The Church of England has launched a new web resource identifying the values it believes make faith schools a success.

The website identifies 15 core values for schools, including trust, forgiveness, service and “koinonia” - the Ancient Greek word for “fellowship”.

The project has been commissioned by the Church of England’s National Society to enable the Church's 5,000 as well as schools without formal church links to explore these themes with a view to making a school distinctively Christian, while remaining inclusive.

The Archbishop of Canterbury, Dr Rowan Williams, speaks of what makes faith schools distinctive in an introductory video on the website.

“A Christian school is one in which the atmosphere has that kind of openness about it, that sense that people are worth spending time with, that people need time to grow, need loving attention. The Christian Gospel says that every person has a unique task to do, with God, and for God, whether they know it or not," he says.

“It doesn’t necessarily mean than everyone involved has to share the same theology or philosophy. It doesn’t mean that everyone knows that they have this relationship with God, and is consciously working at it. But a Christian school is one in which the entire atmosphere is pervaded by the conviction that there is something mysterious, and potentially wonderful, in everybody.”
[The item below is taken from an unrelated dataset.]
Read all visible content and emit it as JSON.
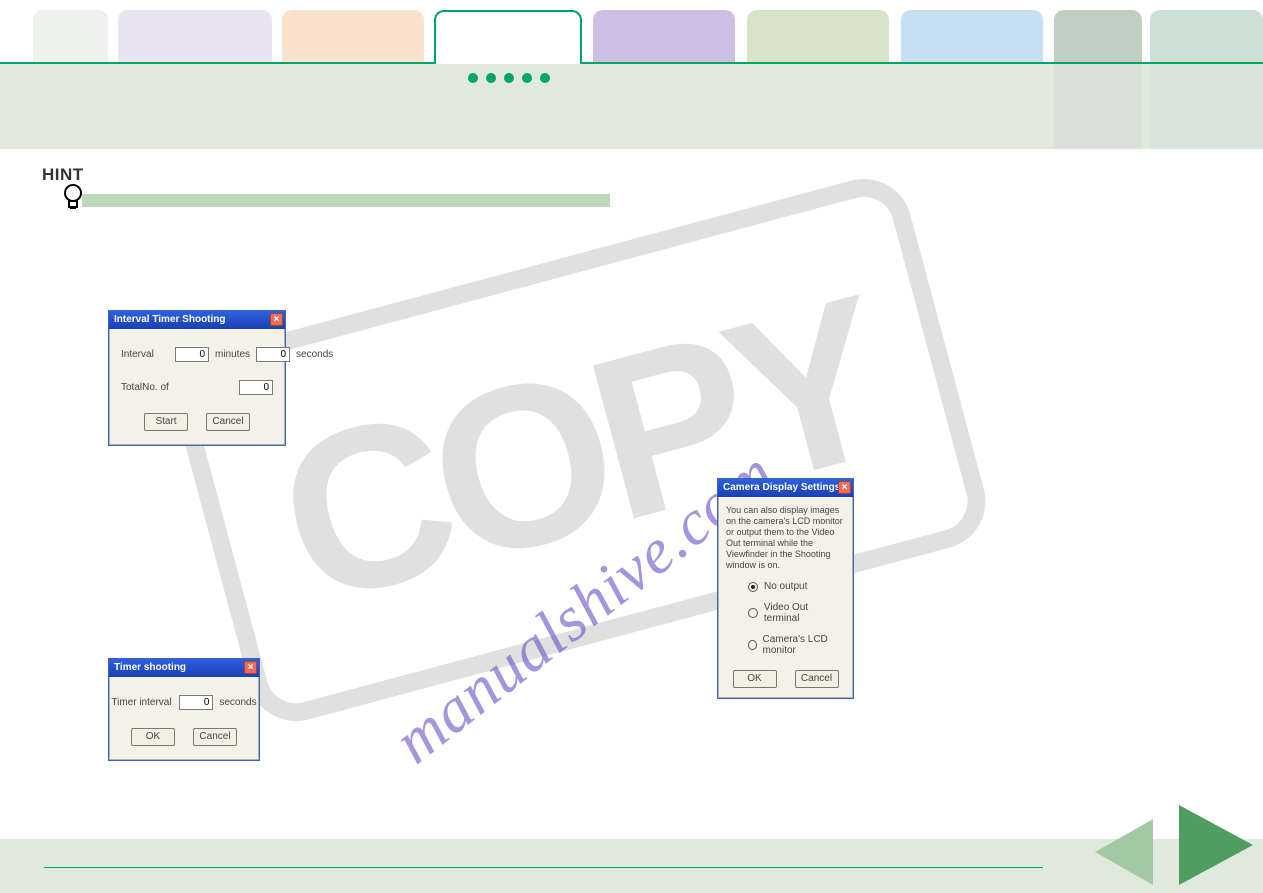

National Society Chair, Bishop John Saxbee, said the new website would help win over the hearts and minds of people sceptical about faith schools.

He was quoted by The Times as saying, “There’s a long term programme to develop our role in education. The website is a resource to help our ability to expand church schools more effectively.”

The Church of England currently runs 4,657 schools, but of these only 220 are secondary schools. The Government’s academies programme has helped increase this number by 100 in the last eight years but the Church is still hoping to set up more secondary schools.

The church paved the way to universal education by being the first to provide free education to the poor in the 19th century. Today there are around 6,900 faith schools, accounting for one third of state schools.